CUIDADOS ORTOPÉDICOS
Desde o início é importante definir para a família o que é espasticidade e falar sobre o prognóstico do desempenho motor, classificar o grau de comprometimento motor.
O envolvimento é do corpo todo?
Só um lado do corpo é envolvido?
Embora o corpo todo seja envolvido, são os membros inferiores mais graves do que os superiores?
Avaliar o estágio do desenvolvimento motor e acompanhar a cada consulta. Monitorar o posicionamento das articulações, em especial quadris, pés e coluna vertebral, com exame físico e de imagem.
A cada consulta deve ser monitorado o grau de movimento das articulações, dando especial atenção aos quadris que, pelo desequilíbrio dos músculos tendem ao deslocamento. Suspeitamos inicialmente pela limitação nos movimentos, algumas vezes dificultando a abertura das pernas para troca de fraldas. Joelhos que não esticam completamente, e pés que ficam fixos para baixo (na ponta), também são motivos de tratamento.
Naquelas que já iniciaram a marcha, as alterações serão analisadas, algumas vezes necessitando de exame conhecido como laboratório da marcha, onde através de gravação em imagem da criança caminhando podemos definir os problemas e oferecer o melhor tratamento.

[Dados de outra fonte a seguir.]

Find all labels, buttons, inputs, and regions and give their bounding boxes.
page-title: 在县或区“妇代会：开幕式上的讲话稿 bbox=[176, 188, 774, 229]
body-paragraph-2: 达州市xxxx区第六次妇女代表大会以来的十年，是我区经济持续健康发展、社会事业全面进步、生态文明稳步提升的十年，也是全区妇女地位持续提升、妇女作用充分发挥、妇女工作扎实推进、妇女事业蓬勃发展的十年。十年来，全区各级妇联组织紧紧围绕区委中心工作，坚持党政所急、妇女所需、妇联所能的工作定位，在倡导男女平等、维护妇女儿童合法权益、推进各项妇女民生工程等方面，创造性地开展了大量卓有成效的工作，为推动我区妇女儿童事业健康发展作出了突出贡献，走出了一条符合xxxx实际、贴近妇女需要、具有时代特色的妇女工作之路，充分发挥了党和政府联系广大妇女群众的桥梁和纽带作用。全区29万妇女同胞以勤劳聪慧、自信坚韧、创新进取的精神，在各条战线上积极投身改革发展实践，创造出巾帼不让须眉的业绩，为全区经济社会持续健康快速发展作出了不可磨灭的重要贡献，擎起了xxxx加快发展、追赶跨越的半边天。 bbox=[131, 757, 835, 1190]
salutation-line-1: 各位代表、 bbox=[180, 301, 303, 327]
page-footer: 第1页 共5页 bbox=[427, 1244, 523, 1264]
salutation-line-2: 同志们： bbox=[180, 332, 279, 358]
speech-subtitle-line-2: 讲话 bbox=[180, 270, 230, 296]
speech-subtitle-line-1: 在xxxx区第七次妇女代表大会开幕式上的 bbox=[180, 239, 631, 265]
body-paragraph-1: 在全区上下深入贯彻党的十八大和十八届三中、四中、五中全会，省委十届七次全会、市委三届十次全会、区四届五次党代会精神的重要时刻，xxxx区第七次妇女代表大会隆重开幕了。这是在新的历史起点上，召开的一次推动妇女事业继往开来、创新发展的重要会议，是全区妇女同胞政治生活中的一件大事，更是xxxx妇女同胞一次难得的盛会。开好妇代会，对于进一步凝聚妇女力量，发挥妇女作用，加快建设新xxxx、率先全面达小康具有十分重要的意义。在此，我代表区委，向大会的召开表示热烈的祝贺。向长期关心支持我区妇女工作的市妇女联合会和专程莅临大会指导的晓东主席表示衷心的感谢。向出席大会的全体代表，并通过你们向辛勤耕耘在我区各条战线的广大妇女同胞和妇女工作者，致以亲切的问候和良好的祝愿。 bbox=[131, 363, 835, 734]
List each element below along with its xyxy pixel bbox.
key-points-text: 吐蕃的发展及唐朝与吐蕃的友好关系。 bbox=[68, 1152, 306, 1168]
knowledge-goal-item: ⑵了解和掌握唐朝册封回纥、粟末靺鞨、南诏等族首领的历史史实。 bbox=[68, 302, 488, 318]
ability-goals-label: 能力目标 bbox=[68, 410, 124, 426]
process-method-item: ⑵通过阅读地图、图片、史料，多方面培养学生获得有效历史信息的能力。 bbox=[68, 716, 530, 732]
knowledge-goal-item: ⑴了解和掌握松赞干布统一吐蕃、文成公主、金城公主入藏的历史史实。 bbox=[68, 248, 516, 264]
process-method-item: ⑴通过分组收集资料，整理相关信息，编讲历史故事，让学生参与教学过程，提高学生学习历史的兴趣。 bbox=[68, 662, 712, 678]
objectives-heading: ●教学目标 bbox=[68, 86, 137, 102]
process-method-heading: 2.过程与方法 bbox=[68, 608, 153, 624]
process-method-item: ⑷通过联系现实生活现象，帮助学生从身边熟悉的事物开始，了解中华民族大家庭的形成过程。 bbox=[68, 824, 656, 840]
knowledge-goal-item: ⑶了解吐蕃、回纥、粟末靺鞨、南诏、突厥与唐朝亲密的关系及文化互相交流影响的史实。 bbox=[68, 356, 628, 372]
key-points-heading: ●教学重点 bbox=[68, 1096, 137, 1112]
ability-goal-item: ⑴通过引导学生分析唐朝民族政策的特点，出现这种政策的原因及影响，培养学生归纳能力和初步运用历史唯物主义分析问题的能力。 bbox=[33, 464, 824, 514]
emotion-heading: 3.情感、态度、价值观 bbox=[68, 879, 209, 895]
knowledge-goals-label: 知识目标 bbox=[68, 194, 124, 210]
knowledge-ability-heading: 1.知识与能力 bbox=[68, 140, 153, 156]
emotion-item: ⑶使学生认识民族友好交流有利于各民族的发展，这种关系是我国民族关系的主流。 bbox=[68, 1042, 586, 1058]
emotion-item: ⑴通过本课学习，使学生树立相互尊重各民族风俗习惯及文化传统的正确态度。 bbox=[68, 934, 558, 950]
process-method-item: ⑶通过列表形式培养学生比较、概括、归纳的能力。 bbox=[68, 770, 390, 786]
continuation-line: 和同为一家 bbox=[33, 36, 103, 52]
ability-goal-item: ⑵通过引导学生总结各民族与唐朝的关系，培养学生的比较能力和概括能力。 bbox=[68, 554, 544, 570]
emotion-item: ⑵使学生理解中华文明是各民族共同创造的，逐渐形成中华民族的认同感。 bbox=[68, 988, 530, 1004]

Promover proteção articular necessária com prescrição de orteses adequadas.
Indicar Botox para controle e relaxamento dos músculos mais envolvidos com protocolo de revisão semestral. Promover correção cirúrgica de deformidades em idades adequadas.
Para o pleno desenvolvimento motor, as crianças espásticas deverão ser submetidas a cirurgias ortopédicas em idades apropriadas. As correções de deformidades em quadris, joelhos e pés, muitas vezes com cirurgias combinadas onde alongamentos tendinosos e cirurgias ósseas são feitas no mesmo momento, são capazes de mudar a historia natural, fazendo com que as crianças caminhem melhor e maiores distâncias, tendo maior independência.
CUIDADO COM “AS ARMADILHAS”
O acompanhamento ortopédico é pontual. Deve iniciar logo que feito o diagnóstico e continuar regularmente a intervalos predeterminados. São os ortopedistas pediátricos que indicam as orteses adequadas, monitoram o posicionamento das articulações, indicam o momento para aplicação de Botox (para relaxamento dos músculos espásticos), assim prevenindo deformidades articulares e indicam os melhores momentos para a realização da cirurgia. O trabalho do fisioterapeuta é contínuo. A integração desses profissionais, "falando a mesma língua" é que leva ao bomtratamento.
Exijam isso dos profissionais, não sejam os intermediadores de opiniões, façam com que um profissional converse diretamente com o outro, isso vai determinar o melhor tratamento.
Não se contentem com os profissionais que definem a criança como cadeirante, sem prognóstico de marcha e que optam por não oferecer nenhum tratamento, sendo negligentes e permitindo que as deformidades piorem cada vez mais, fazendo com que a qualidade de vida da criança e da família seja afetada.
IMPORTANTE
Sempre invistam em seus filhos, as maiores dificuldades serão superadas. É muito gratificante para as famílias verem seus filhos se desenvolvendo, mesmo com algum atraso. Cada ganho, por menor que seja, é importante.
É recompensador poder ajudar e participar do trabalho para torná-los independentes para locomoção, comunicação e socialização.Melhorando a qualidade de vida dos nossos pequenos e dando-osindependência.
Portanto papais e mamães, não esqueçam: tenham total confiança em seus fisioterapeutas, eles são fundamentais. Mas tenham também ortopedista capacitado para o tratamento. Permitam que os profissionais se comuniquem, tirem suas dúvidas, percebam se as atitudes médicas estão sendo coerentes. No final a beneficiada será a criança que tanto queremos ajudar.